Trilobite systematics: The last 75 years

Journal of Paleontology, Nov 2001 by Fortey, Richard

I should mention in passing phenetic methods, which have been used to analyse such families as Trinucleidae and Encrinuridae (e.g., Temple and Tripp, 1979). These treatments did not, in general, result in important new systematic insights. However, these studies were prescient in that they anticipated subsequent work on issues such as morphospace occupation of Cambrian vs. post-- Cambrian trilobites (Foote, 1991).

There are immediate and obvious conflicts between the cladistic treatment of taxa and those that derive from the stratigraphic tradition. Most importantly, the latter permits the definition of stratigraphically early members of groups united only by the possession of symplesiomorphic ("primitive") characters. These tend to comprise paraphyletic taxa as recognised on cladistic treatments, which are unacceptable. Because of the long tradition of stratigraphy-based taxonomy, some high level taxa (e.g., Redlichiina) may be paraphyletic, and include yet other paraphyletic taxa (say, genera) within them. Dismantling these cladistically may cause radical taxonomic changes and will not be easy.

SILICIFIED FAUNAS AND ONTOGENY

The discovery that silicified trilobites could be dissolved out of limestone in dilute acid added more knowledge more quickly than years of patient preparation from crack-out specimens. Whittington (1941) reported in the Journal of Paleontology splendidly preserved Middle Ordovician trilobites, originally passed to him by G. Arthur Cooper, doyen of brachiopod workers. Another pioneer, W. R. Evitt, described the preparation techniques in these pages in 1951. Whittington followed with several papers which are landmarks in the understanding of trilobite morphology. I cannot list them all, but the Harvard Bulletins (e.g., Whittington, 1956, 1959) are among the most seminal. From a stratigraphic point of view the papers on western U.S. Ordovician by Ross (1951) and Hintze (1953) are also noteworthy. These papers allowed us to see more details of ventral morphology, hypostomes, doublure and thoracic articulation than ever before. They introduced many new characters into the assessment of classification. Fine surface details-spines, organelles, apodemes and other muscle attachments-allowed a proper appreciation of the complexity of trilobite morphology. These works are just as useful now as when they were published. The tradition of publishing detailed descriptions of silicified trilobites has continued in this Journal. Particularly fine examples of this work include the ongoing accounts of faunas from the Precordillera of Argentina by Edgecombe, Chatterton and colleagues (e.g., Edgecombe et al., 1998) and those revealing a hitherto unrecognised diversity of Silurian trilobites in the Canadian Arctic (e.g., Adrain, 1994, 1998).
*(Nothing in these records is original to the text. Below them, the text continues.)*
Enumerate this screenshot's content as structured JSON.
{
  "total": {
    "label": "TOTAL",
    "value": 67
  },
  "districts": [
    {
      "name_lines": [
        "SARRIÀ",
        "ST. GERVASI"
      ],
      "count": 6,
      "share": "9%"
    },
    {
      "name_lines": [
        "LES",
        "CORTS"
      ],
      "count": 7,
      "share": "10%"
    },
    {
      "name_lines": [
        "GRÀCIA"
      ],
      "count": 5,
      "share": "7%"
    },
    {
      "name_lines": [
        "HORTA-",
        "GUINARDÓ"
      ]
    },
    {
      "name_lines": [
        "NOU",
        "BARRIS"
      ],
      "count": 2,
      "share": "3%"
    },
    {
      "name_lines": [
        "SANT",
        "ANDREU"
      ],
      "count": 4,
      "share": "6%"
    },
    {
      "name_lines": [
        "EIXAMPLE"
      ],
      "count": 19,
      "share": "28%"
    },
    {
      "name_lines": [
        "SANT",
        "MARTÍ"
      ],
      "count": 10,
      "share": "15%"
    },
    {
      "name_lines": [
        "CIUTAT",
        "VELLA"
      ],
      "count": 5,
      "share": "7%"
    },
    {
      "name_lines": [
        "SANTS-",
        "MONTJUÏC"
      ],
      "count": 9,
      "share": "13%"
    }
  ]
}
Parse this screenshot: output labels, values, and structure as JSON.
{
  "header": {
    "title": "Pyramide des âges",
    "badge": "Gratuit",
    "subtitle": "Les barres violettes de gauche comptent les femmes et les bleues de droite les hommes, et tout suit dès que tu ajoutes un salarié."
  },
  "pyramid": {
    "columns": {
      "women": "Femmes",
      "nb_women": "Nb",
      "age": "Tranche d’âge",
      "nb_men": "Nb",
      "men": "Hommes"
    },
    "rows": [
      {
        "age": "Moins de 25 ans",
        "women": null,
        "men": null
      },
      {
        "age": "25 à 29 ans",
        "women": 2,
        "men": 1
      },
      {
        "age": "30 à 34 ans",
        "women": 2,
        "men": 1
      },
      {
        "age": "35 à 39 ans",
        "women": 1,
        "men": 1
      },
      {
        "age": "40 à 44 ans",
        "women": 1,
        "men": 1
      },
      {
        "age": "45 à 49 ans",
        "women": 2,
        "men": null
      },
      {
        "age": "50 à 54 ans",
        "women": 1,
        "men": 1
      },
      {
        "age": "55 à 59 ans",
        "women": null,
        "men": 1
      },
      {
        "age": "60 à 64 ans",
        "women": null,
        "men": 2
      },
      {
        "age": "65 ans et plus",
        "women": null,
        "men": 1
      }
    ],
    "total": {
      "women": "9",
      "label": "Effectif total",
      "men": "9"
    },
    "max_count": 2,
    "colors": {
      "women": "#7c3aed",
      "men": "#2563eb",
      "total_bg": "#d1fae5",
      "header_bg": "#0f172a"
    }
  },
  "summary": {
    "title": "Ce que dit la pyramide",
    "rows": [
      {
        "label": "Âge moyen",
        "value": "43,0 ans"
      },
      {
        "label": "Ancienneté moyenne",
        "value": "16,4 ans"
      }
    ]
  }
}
Silicified faunas are probably most important for what they reveal about trilobite ontogeny. As already noted, ontogenetic information had been regarded as relevant to trilobite classification since at least the nineteen twenties. However, "rock" specimens of trilobite larvae were not often well-enough preserved to see fine details. High quality silicified material was much more informative, notably by permitting us to see the underside of the protaspis for the first time, and to recognise the immature hypostome. Again, H. B. Whittington pioneered much of this important work (Whittington, 1956, 1959), which has been followed by many important monographs, especially those of Brian Chatterton (e.g., Chatterton, 1980). Careful plotting of ontogenetic trajectories allowed for the recognition of protaspides of several families for which they had not previously been identified, and for depiction of the changes which happened during the meraspis period. The discrimination of several moults within the protaspis period of development showed that in many species profound alterations occurred even at very small size. Most trilobites showed a first protaspis stage in which the protopygidium was not defined, while it appeared in later stages outlined by a transverse furrow. However, the discrimination of the former as anaprotaspis from the latter as metaprotaspides was later abandoned (see Chatterton and Speyer, 1997) because it was unlikely that they were homologous between different trilobites. A still smaller, convex phase described as a phaselus by Fortey and Morris (1978) is controversial: although now recognised from several silicified faunas it is unclear whether these small larvae belong to trilobites or to some other (?crustacean) arthropod. Most larval hypostomes are spinose, and occupy a relatively large area of the larval venter. These spines have been related to primary segmentation by Fortey and Chatterton (1988) and Speyer and Chatterton (1989). Neither Olenellina nor Agnostina had calcified protaspides, a condition which is sometimes regarded as primitive.